2) Decide what you want. You must set your goals and quantify them in dollars and the time needed to achieve them. Admittedly, establishing a dollar figure for the amounts needed in order to maintain your present lifestyle a number of years down the road can be a complex process involving inflation and future value. Keep it simple by thinking in today's dollar value.
3) Determine how to reach those goals. This is the heart of the financial plan. You must figure out what should be done to achieve your goals, or adjust them so that they become attainable.
The 55-year-old principal just now establishing a financial plan to enable him or her to retire in 10 years cannot achieve financial security or any desired lifestyle by placing money in low-yielding savings accounts. Conversely, although risk is generally equated with return, few veterinarians would risk their investments with stock in startups or risky fast-growth companies.
4) Implementing the plan may be the most important step. After all, many think about it; few plan, and even fewer actually implement a strategy.

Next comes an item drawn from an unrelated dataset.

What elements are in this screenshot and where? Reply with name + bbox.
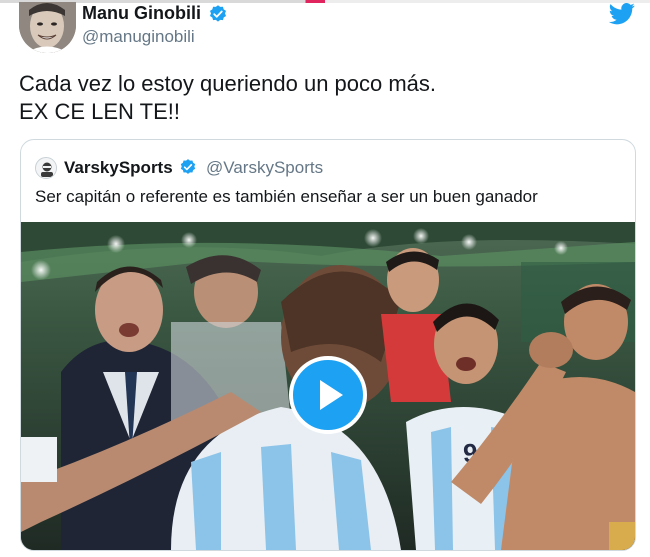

5) Maintain your plan. Even the best financial plan can sour with age. You need to keep your plan current by tracking investment performance and adjusting your financial plan for changed circumstances.
Properly handled, the investment planning process should not, in any way, require you to retire or pull back from your veterinary practice, but it might suggest that you should build the capability to do so, if you so desire.
The importance of financial planning should be in writing. If you write it down, you will not need to worry about remembering all of the factors that contributed to your plan. If circumstances change, updating that financial plan will require much less time and effort.
For any veterinarian who might be uneasy about implementing his or her financial plan, a legion of attorneys, accountants, financial planners, stock brokers, bankers, insurance agents and the like stand ready to help. You can seek help on a particular part of your plan or merely a particular question. Or, perhaps a general review of the plan is warranted.
Some financial planning professionals, including some highly qualified and competent planners, are skeptical or even hostile to plans prepared by anyone else. If this is the case with a particular financial or investment professional, you should be able to discover it during your initial meeting (which the planner will often offer free of charge). Shop for an adviser as you consider whether to re-invest in your veterinary practice or create a separate nest egg.
Mr. Battersby is a financial consultant in Ardmore, Pa.